Towards an evolutionary model of transcription networks

Abstract

DNA evolution models made invaluable contributions to comparative genomics, although it seemed formidable to include non-genomic features into these models. In order to build an evolutionary model of transcription networks (TNs), we had to forfeit the substitution model used in DNA evolution and to start from modeling the evolution of the regulatory relationships. We present a quantitative evolutionary model of TNs, subjecting the phylogenetic distance and the evolutionary changes of cis-regulatory sequence, gene expression and network structure to one probabilistic framework. Using the genome sequences and gene expression data from multiple species, this model can predict regulatory relationships between a transcription factor (TF) and its target genes in all species, and thus identify TN re-wiring events. Applying this model to analyze the pre-implantation development of three mammalian species, we identified the conserved and re-wired components of the TNs downstream to a set of TFs including Oct4, Gata3/4/6, cMyc and nMyc. Evolutionary events on the DNA sequence that led to turnover of TF binding sites were identified, including a birth of an Oct4 binding site by a 2nt deletion. In contrast to recent reports of large interspecies differences of TF binding sites and gene expression patterns, the interspecies difference in TF-target relationship is much smaller. The data showed increasing conservation levels from genomic sequences to TF-DNA interaction, gene expression, TN, and finally to morphology, suggesting that evolutionary changes are larger at molecular levels and smaller at functional levels. The data also showed that evolutionarily older TFs are more likely to have conserved target genes, whereas younger TFs tend to have larger re-wiring rates.

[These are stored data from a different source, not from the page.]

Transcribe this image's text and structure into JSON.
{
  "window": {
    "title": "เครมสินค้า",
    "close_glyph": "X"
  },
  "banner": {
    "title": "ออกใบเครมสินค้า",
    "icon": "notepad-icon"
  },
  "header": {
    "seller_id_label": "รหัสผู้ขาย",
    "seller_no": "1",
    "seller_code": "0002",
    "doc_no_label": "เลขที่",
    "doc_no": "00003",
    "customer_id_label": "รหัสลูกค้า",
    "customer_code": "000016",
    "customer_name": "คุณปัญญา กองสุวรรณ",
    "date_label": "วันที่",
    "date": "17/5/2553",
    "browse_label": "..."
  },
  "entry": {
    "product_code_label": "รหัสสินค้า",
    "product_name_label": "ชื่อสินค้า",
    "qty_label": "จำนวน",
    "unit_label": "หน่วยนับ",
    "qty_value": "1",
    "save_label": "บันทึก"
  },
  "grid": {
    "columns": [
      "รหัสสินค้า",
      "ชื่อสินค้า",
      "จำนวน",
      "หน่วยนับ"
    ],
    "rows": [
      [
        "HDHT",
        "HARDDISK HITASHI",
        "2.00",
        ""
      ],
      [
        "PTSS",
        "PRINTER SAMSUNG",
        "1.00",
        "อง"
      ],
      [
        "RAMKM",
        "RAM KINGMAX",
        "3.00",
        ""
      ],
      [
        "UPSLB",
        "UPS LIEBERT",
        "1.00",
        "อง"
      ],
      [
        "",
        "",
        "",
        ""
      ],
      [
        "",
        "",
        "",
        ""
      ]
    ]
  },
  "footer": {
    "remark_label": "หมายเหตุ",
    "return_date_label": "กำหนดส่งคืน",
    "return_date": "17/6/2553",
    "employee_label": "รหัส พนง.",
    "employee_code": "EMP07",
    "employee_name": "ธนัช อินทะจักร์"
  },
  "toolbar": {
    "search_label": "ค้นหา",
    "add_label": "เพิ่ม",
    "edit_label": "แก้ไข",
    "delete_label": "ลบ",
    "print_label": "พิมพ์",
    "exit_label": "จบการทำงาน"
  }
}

Figure 1. A model for TN evolution.

(A) An example of evolving TNs. Transcription factors and target genes are depicted in purple and blue nodes. Conserved and species-specific regulatory relationships are depicted with red and black arrows. (B) The regulatory states are modeled as a continuous time Markov chain, and the regulatory sequence and the gene expression data are emitted from the hidden regulatory states.

Figure 2. Conservation and rewiring of Oct4 downstream TN.

(A) Venn diagram of model-inferred Oct4 target genes in three species. Each node is a gene and each edge represents a transcriptional regulatory link. When a set of genes are linked to a regulatory hub gene, this set of genes is suppressed into one node, annotated with the name of the hub gene followed by the number of other genes transcriptionally linked to the hub. (B) Inferred conservation levels for DNA, TFBS, gene expression, TN, and morphology. (C) Comparison of model-inferred re-wiring rates with (Exp+Seq+Phy) and without (Exp+Phy) DNA sequence data. The re-wiring rate of TF was calculated as the percentage of non-conserved TF-target relationships among all TF-target relationships. A background distribution (red curve) of the re-wiring rate is derived from randomly permuting the rows and columns of the Oct4 position specific score matrix (PSSM) and feeding the permutated PSSM to the model with unperturbed sequence and gene expression data.

Figure 3. Examples of model-inferred species-specific target genes of Oct4 in humans (A) and mice (B).

Oct4 is zygotically expressed (4–8 cells), and it is strongly increased at the late stages of pre-implantation development, including morula (M) and blastocyst (B). The target genes' expression is zygotically activated in a species-specific manner (Left panel). The species-specific binding of Oct4 to target genes is observed in ChIP-seq experiments (TFBS track, right panel). The genomic sequences of the Oct4 binding regions are shown in yellow, with Oct4 binding motifs shown in red boxes.

Figure 4. Relationship between conservation and binding affinities.

(A) The distribution of the average binding affinities between Oct4 and orthologous regulatory sequences in three species. (B) Interspecies difference in binding affinities of the 20 kb upstream sequences of orthologous genes. The orthologous genes are put into four categories of conservation. Error bars show 95% confidence intervals.

Figure 5. Re-wiring rate against divergence time.

(A) Re-wiring rate against phylogenetic distance. Circles: Gata3/Gata4/Gata6 genes. Cross: cMyc(MYC)/nMyc(MYCN) genes. TreeFam branch length of a gene is the distance between the speciation event of the gene and the first duplication event in the paralogous family. (B, C) Phylogenetic trees of the Gata and the Myc families in mammals. Blue dot: gene speciation event. Red dot: gene duplication event. Branch lengths are estimated for the consensus tree of bootstrapped trees using HKY model. Numbers on branching events are the support numbers to the consensus tree in 100 bootstrapped trees.